Nearly 40 per cent of cases in which pregnant women are admitted to intensive care in New Zealand because of severe illness are potentially preventable, according to a University of Otago study.
Despite the figure being in line with other developed countries, lead author Bev Lawton said it was "a real wake-up call".
The study, which has been published in the American Journal of Obstetrics and Gynaecology, found that out of 98 severe acute maternal morbidity (illness) cases, 38.8 per cent were potentially preventable. A further 36.7 per cent of cases were not preventable but improvement in care was needed.
The most common causes were blood loss and septicaemia, and the most frequent preventable factors were clinician related. These were most often a failure to recognise a woman's high-risk status and delayed or inappropriate treatment, said Dr Lawton, of the Women's Health Research Centre.

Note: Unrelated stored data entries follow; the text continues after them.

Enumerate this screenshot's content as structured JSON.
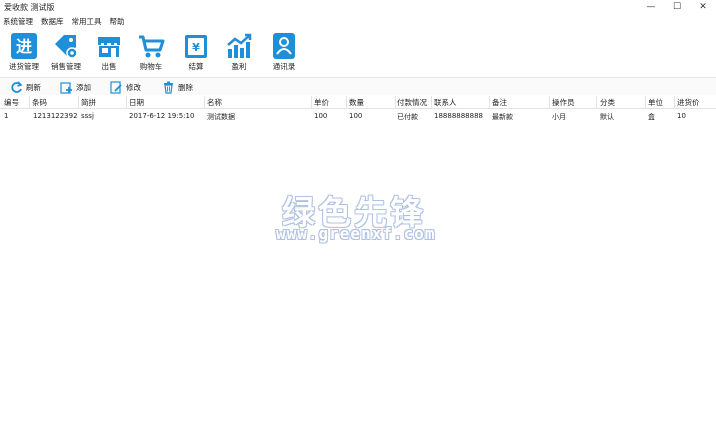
{
  "window": {
    "title": "爱收款 测试版",
    "minimize": "—",
    "maximize": "☐",
    "close": "✕"
  },
  "menu": {
    "items": [
      "系统管理",
      "数据库",
      "常用工具",
      "帮助"
    ]
  },
  "toolbar": {
    "accent": "#1e8fd8",
    "items": [
      {
        "label": "进货管理",
        "icon": "stock-in-icon"
      },
      {
        "label": "销售管理",
        "icon": "sales-tag-icon"
      },
      {
        "label": "出售",
        "icon": "shop-icon"
      },
      {
        "label": "购物车",
        "icon": "cart-icon"
      },
      {
        "label": "结算",
        "icon": "wallet-icon"
      },
      {
        "label": "盈利",
        "icon": "chart-icon"
      },
      {
        "label": "通讯录",
        "icon": "contacts-icon"
      }
    ]
  },
  "subtoolbar": {
    "refresh": "刷新",
    "add": "添加",
    "edit": "修改",
    "delete": "删除"
  },
  "grid": {
    "headers": [
      "编号",
      "条码",
      "简拼",
      "日期",
      "名称",
      "单价",
      "数量",
      "付款情况",
      "联系人",
      "备注",
      "操作员",
      "分类",
      "单位",
      "进货价"
    ],
    "rows": [
      [
        "1",
        "1213122392",
        "sssj",
        "2017-6-12 19:5:10",
        "测试数据",
        "100",
        "100",
        "已付款",
        "18888888888",
        "最新款",
        "小月",
        "默认",
        "盒",
        "10"
      ]
    ]
  },
  "watermark": {
    "title": "绿色先锋",
    "url": "www.greenxf.com"
  }
}
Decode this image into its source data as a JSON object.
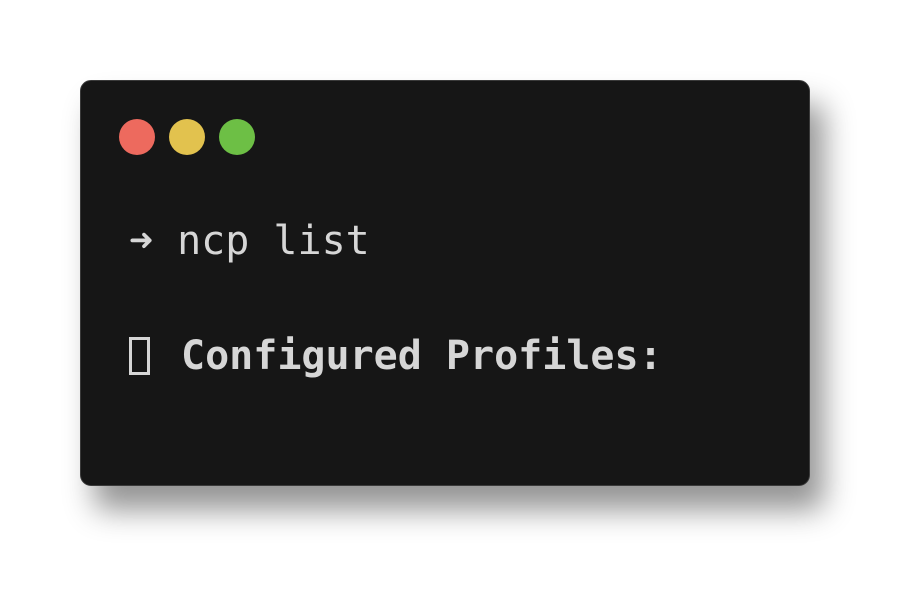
{
  "window": {
    "controls": [
      {
        "name": "close",
        "color": "#ed6a5e"
      },
      {
        "name": "minimize",
        "color": "#e2c24e"
      },
      {
        "name": "maximize",
        "color": "#6dbf45"
      }
    ]
  },
  "terminal": {
    "prompt_symbol": "➜",
    "command": "ncp list",
    "output": {
      "icon": "missing-glyph-box",
      "text": "Configured Profiles:"
    }
  },
  "colors": {
    "terminal_background": "#161616",
    "text": "#d6d6d6"
  }
}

"This was about every part of the maternity care pathway so it was all people - it was obstetricians, it was midwives, it was primary care, it was emergency departments," she said.
By finding the gaps and problems in the systems and processes, clinicians and researchers could create long-term change, she said.

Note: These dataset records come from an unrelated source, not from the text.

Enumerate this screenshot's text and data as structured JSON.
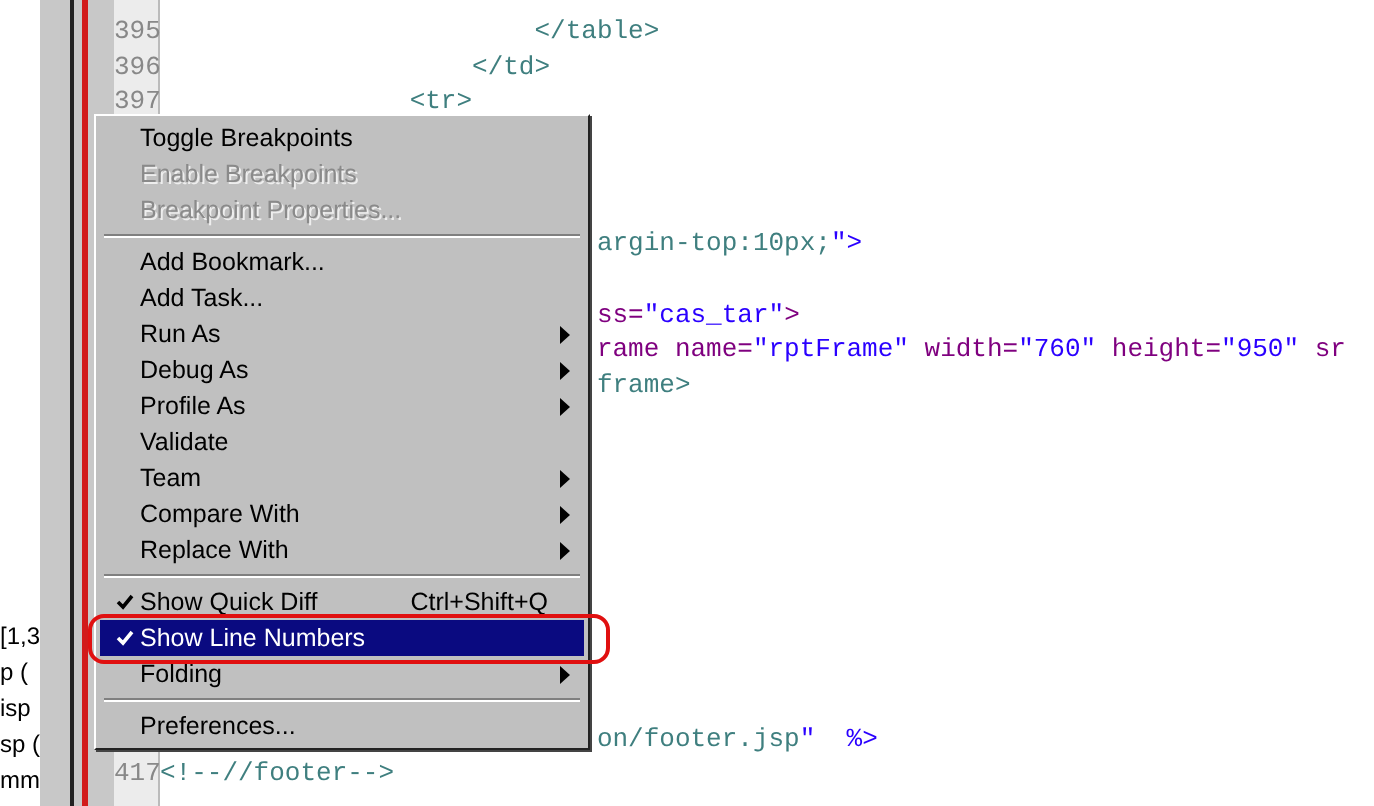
{
  "side_panel": {
    "lines": [
      "[1,3",
      "p (",
      "isp",
      "sp (",
      "mm"
    ]
  },
  "editor": {
    "lines": [
      {
        "kind": "code",
        "number": "395",
        "text": "                        </table>"
      },
      {
        "kind": "code",
        "number": "396",
        "text": "                    </td>"
      },
      {
        "kind": "code",
        "number": "397",
        "text": "                <tr>"
      },
      {
        "kind": "blank"
      },
      {
        "kind": "blank"
      },
      {
        "kind": "blank"
      },
      {
        "kind": "code",
        "text": "                            argin-top:10px;\">"
      },
      {
        "kind": "blank"
      },
      {
        "kind": "code",
        "text": "                            ss=\"cas_tar\">"
      },
      {
        "kind": "code",
        "text": "                            rame name=\"rptFrame\" width=\"760\" height=\"950\" sr"
      },
      {
        "kind": "code",
        "text": "                            frame>"
      },
      {
        "kind": "blank"
      },
      {
        "kind": "blank"
      },
      {
        "kind": "blank"
      },
      {
        "kind": "blank"
      },
      {
        "kind": "blank"
      },
      {
        "kind": "blank"
      },
      {
        "kind": "blank"
      },
      {
        "kind": "blank"
      },
      {
        "kind": "blank"
      },
      {
        "kind": "code",
        "text": "                            on/footer.jsp\"  %>"
      },
      {
        "kind": "code",
        "number": "417",
        "text": "<!--//footer-->"
      }
    ]
  },
  "context_menu": {
    "items": [
      {
        "kind": "item",
        "label": "Toggle Breakpoints",
        "disabled": false,
        "checked": false,
        "selected": false,
        "submenu": false
      },
      {
        "kind": "item",
        "label": "Enable Breakpoints",
        "disabled": true,
        "checked": false,
        "selected": false,
        "submenu": false
      },
      {
        "kind": "item",
        "label": "Breakpoint Properties...",
        "disabled": true,
        "checked": false,
        "selected": false,
        "submenu": false
      },
      {
        "kind": "separator"
      },
      {
        "kind": "item",
        "label": "Add Bookmark...",
        "disabled": false,
        "checked": false,
        "selected": false,
        "submenu": false
      },
      {
        "kind": "item",
        "label": "Add Task...",
        "disabled": false,
        "checked": false,
        "selected": false,
        "submenu": false
      },
      {
        "kind": "item",
        "label": "Run As",
        "disabled": false,
        "checked": false,
        "selected": false,
        "submenu": true
      },
      {
        "kind": "item",
        "label": "Debug As",
        "disabled": false,
        "checked": false,
        "selected": false,
        "submenu": true
      },
      {
        "kind": "item",
        "label": "Profile As",
        "disabled": false,
        "checked": false,
        "selected": false,
        "submenu": true
      },
      {
        "kind": "item",
        "label": "Validate",
        "disabled": false,
        "checked": false,
        "selected": false,
        "submenu": false
      },
      {
        "kind": "item",
        "label": "Team",
        "disabled": false,
        "checked": false,
        "selected": false,
        "submenu": true
      },
      {
        "kind": "item",
        "label": "Compare With",
        "disabled": false,
        "checked": false,
        "selected": false,
        "submenu": true
      },
      {
        "kind": "item",
        "label": "Replace With",
        "disabled": false,
        "checked": false,
        "selected": false,
        "submenu": true
      },
      {
        "kind": "separator"
      },
      {
        "kind": "item",
        "label": "Show Quick Diff",
        "shortcut": "Ctrl+Shift+Q",
        "disabled": false,
        "checked": true,
        "selected": false,
        "submenu": false
      },
      {
        "kind": "item",
        "label": "Show Line Numbers",
        "disabled": false,
        "checked": true,
        "selected": true,
        "submenu": false
      },
      {
        "kind": "item",
        "label": "Folding",
        "disabled": false,
        "checked": false,
        "selected": false,
        "submenu": true
      },
      {
        "kind": "separator"
      },
      {
        "kind": "item",
        "label": "Preferences...",
        "disabled": false,
        "checked": false,
        "selected": false,
        "submenu": false
      }
    ]
  }
}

"While our primary focus is how to reduce these disturbing rates of preventable severe illness for pregnant women, we also want to improve the health outcomes for everyone, and get it right where it's not working," Dr Lawton said.
The study, which was based on cases from 17 months during 2011 and 2012, was funded by Te Kete Hauora within the Ministry of Health. The researchers did not identify the District Health Boards that were looked at.
On behalf of the ministry, Maori Health director-general Teresa Wall said New Zealand had a good maternity system with a comprehensive quality and safety programme.
A November 2012 comparison by Malatest International found that New Zealand had similar or better outcomes across a wide range of measures compared with countries such as Australia, the United Kingdom and the United States.
The ministry, with the Health Research Council, is funding a widening of the audit to a national level.